Jeryl Brunner: What would you like people to know about the Pasadena Playhouse?
Andy Einhorn: The theater is one of the premier regional theaters and it is a jewel box of a building. When we stepped into the space, it was the first time for many of us being back in a theater in months. We were all overwhelmed but delighted. Danny Feldman, the artistic director there, is a pal of mine and he’s really pushing the boundaries of their programming. For instance, they had a beautiful production of "Little Shop Of Horrors" with MJ Rodriguez as Audrey and George Salazar as Seymour. I think people can expect this theater to be the site of many upcoming groundbreaking works, especially coming out of the pandemic.
Jeryl Brunner: How did you get your start in musical theater and when did you know you had to be an artist?
Andy Einhorn: I’m very fortunate that I had a dream to want to work in musical theater as a kid and it has happened.

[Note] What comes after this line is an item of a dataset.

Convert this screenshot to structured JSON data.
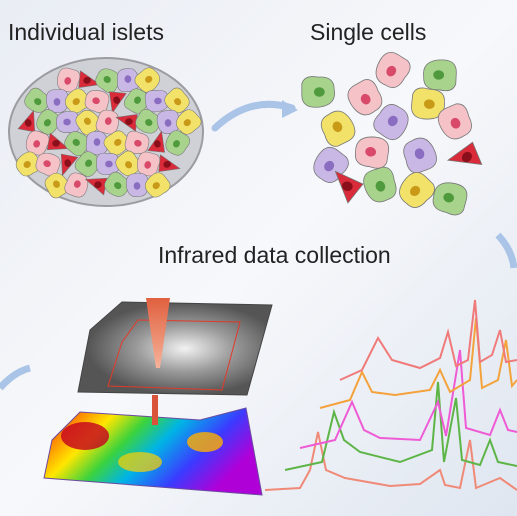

During this pandemic, all of us are having the chance to reflect, so it’s been a lot of happy thoughts about the past and what all the experiences have meant to me. I grew up in Houston as a child actor and simultaneously took piano lessons. I always wanted to conduct on Broadway and somewhere along the way, I realized I had a stronger desire to be “behind the scenes” creating the work. I love the process of putting up a show and watching all the elements come together. The tech and preview portion of a run is where the magic happens.